【ケース3】りゅうちぇる氏への批判は差別か?
タレントのりゅうちぇる氏が、ぺこ氏と離婚した。結婚後しばらく経ってから、自分がトランス女性だと気づいたからだ。これに対し、SNSでは賛否両論がわきおこった。「奥さんがかわいそう」「LGBTを言い訳にしてぺこに家事育児すべて押し付け、自分は自由な独身ライフを謳歌している」「自分の子どもが欲しかったという安易な理由で女の子の人生を変えてしまった」など。しかし、修正LGBT理解増進法が可決すると、こうした投稿は差別となる。なぜなら何人も他人の性自認を否定してはならないからだ。

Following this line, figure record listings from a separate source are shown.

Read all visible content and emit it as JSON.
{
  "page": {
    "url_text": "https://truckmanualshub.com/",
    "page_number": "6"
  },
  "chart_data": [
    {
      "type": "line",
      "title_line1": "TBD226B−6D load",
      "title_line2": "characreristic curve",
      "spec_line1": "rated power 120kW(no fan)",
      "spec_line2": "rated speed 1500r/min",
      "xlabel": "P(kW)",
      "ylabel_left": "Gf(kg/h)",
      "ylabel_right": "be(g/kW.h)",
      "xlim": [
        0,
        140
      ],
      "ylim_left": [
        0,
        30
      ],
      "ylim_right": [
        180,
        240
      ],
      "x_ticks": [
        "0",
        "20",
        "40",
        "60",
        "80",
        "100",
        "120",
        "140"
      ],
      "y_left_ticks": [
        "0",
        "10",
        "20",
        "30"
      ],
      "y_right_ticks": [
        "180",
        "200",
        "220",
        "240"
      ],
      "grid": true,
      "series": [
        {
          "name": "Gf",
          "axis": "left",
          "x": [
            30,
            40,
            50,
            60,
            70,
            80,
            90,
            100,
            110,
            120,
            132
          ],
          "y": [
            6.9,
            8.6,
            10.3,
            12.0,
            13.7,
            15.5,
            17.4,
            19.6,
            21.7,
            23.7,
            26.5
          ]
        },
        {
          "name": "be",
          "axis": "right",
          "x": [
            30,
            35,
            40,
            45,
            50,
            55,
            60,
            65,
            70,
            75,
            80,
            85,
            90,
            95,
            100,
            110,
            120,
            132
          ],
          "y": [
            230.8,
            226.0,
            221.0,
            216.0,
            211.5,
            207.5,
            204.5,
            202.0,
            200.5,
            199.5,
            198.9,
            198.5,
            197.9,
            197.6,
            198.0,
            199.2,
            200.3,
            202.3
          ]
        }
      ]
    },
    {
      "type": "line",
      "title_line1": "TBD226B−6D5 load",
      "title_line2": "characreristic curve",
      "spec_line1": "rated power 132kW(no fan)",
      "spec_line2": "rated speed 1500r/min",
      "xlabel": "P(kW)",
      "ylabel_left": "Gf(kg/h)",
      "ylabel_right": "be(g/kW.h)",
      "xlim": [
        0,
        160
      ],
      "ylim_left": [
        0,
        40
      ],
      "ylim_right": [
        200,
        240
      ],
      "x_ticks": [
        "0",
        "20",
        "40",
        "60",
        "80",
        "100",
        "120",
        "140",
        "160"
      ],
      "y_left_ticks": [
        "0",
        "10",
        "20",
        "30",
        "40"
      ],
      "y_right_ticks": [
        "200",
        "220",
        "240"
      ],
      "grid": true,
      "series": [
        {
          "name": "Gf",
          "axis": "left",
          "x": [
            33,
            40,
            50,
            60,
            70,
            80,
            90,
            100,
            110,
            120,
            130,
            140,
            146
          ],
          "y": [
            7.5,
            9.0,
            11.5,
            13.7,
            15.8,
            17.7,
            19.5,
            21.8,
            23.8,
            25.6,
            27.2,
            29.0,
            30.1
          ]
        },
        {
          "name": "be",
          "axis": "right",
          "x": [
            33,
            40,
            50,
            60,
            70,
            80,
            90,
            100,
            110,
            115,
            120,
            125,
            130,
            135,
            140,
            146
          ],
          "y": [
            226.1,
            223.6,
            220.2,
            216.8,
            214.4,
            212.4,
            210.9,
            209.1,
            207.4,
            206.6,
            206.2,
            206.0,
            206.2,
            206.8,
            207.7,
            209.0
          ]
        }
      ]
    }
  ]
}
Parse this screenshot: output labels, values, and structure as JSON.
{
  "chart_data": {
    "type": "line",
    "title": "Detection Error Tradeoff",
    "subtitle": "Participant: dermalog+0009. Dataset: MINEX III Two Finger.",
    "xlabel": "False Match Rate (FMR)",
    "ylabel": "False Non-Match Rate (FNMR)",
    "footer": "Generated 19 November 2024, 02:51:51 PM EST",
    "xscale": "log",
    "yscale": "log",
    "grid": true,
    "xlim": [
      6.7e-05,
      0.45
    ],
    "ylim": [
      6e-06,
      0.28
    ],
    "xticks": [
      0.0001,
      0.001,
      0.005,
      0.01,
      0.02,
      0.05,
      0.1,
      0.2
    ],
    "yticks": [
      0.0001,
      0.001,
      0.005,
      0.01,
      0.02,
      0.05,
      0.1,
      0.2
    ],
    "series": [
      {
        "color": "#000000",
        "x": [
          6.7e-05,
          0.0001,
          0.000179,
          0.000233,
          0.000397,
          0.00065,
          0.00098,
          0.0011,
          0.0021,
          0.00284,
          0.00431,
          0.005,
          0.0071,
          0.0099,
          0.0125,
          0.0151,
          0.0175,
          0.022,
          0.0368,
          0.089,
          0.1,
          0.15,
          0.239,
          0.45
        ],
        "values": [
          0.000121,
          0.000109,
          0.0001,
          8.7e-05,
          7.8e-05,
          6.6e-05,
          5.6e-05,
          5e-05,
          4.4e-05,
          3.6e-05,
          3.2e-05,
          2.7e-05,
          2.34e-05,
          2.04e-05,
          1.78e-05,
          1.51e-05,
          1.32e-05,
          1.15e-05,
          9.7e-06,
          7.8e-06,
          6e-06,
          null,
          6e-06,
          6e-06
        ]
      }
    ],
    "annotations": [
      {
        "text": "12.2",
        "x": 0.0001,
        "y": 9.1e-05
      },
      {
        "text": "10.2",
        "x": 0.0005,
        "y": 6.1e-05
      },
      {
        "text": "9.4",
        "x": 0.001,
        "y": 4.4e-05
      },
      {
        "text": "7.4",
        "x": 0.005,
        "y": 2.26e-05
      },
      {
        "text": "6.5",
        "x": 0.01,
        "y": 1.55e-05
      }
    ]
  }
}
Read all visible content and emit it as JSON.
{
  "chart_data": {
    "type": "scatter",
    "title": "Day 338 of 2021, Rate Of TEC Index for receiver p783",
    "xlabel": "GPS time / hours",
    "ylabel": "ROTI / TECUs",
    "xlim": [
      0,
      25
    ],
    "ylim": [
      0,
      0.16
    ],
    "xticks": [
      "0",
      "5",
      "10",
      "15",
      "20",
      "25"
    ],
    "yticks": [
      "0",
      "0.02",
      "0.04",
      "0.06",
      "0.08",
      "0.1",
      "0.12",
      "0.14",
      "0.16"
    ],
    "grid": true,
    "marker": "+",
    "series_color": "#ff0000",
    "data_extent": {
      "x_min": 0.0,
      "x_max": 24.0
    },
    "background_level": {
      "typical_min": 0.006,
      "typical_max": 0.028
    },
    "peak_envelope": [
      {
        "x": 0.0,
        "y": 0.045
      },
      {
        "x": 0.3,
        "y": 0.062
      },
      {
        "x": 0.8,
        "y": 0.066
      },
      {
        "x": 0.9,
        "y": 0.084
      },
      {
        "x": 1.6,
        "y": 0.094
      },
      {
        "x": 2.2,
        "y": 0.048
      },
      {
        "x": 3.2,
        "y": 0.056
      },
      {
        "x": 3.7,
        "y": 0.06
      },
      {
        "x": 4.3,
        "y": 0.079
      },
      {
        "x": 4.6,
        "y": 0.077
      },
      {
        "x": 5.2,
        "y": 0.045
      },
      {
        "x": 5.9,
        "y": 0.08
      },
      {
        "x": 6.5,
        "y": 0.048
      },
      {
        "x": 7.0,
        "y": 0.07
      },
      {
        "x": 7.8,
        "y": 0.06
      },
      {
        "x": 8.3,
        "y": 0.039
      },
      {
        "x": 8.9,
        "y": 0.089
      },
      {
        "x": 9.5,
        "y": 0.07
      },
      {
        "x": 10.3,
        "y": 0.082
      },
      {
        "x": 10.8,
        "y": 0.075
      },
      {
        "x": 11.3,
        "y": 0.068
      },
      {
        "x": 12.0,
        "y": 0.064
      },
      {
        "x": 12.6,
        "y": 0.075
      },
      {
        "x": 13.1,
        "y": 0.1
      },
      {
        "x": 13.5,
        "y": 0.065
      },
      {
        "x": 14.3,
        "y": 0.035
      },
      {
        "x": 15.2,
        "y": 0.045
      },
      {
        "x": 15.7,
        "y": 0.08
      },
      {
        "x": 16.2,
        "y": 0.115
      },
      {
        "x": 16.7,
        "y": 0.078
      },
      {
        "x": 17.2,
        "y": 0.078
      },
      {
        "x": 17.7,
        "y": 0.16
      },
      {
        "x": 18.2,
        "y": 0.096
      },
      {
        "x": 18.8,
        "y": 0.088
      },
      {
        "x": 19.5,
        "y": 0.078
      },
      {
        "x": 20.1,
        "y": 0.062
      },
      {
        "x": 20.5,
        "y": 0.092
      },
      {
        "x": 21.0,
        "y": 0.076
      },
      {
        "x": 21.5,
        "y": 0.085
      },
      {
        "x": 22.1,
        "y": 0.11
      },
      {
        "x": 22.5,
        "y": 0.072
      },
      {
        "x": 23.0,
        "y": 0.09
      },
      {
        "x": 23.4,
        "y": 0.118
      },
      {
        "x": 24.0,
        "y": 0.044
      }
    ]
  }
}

いま国会では、性同一性障害特例法が課している性別変更の要件を緩和する議論が、いつ始まってもおかしくない状態にある。現行法では、未成年の子がいないことを条件としているが、当事者からはこれを削除してほしいとの要望が出されているのだ。「子どもは父親が徐々に女性へと変化していく姿を見ているのでショックを受けることはない」というのが彼らの言い分だ。性別移行した夫からある日突然離婚届を突きつけられ、妻子が路頭に迷う――。妻の法的地位や子の福祉よりも、トランスジェンダーとしての権利が優先される社会の入り口に我々は立っているのかもしれない。
【ケース4】ゲイの代理出産利用を認めないことは差別か?
『おひとりさまの老後』シリーズが大ベストセラーになった社会学者の上野千鶴子氏が実は結婚していたというニュースに驚かれた人も多いだろう。社会学は「あの手この手」を使って結婚や家族を相対化してきたが、結局上野氏でさえ結婚引力に抗うことはできなかった。それは同性愛者も同じであり、同性婚を結婚制度に組み入れてほしいと願う一部の人たちの気持ちはよくわかる。しかし問題は、愛する2人の権利関係だけに終わらない点である。
同性婚の次に出てくる要求は、代理出産を享受する権利である。「自分たちだって血の繋がった子どもをもうけ、温かい家庭を築きたい」と思うのは自然なことだろう。2022年、自民党の生殖補助医療についてのプロジェクトチームは、先天的に子宮がない人などに対し、一定の条件下で代理出産を認めるべきだとする案をまとめた。無子宮であれば代理出産が認められるのなら、まさにゲイは無子宮であり、条件としては同じである。WHOがゲイやレズビアンに生殖医療を認めるロジックとして「彼らは不妊症」と述べたことを考えると、あながちぶっ飛んだ話でもないのだ。海外と同じように、わが国でもゲイの代理出産利用はいずれ認可されるに違いない。
だが代理出産は貧困女性が担うことが多く、フェミニストから大変な批判を受けているのも事実。あのウクライナが代理母ビジネスの一大産地だったことを知った上野氏は、NHKの番組『100分deフェミニズム』において「他人の体を使って自分の自由を追求するな」と怒り心頭に発した。
さて、修正LGBT理解増進法は代理出産についてどのようなジャッジを下すだろうか。差別をしているのは貧困女性を搾取しているゲイか、それともゲイが子どもを持つ権利を認めないフェミニストか。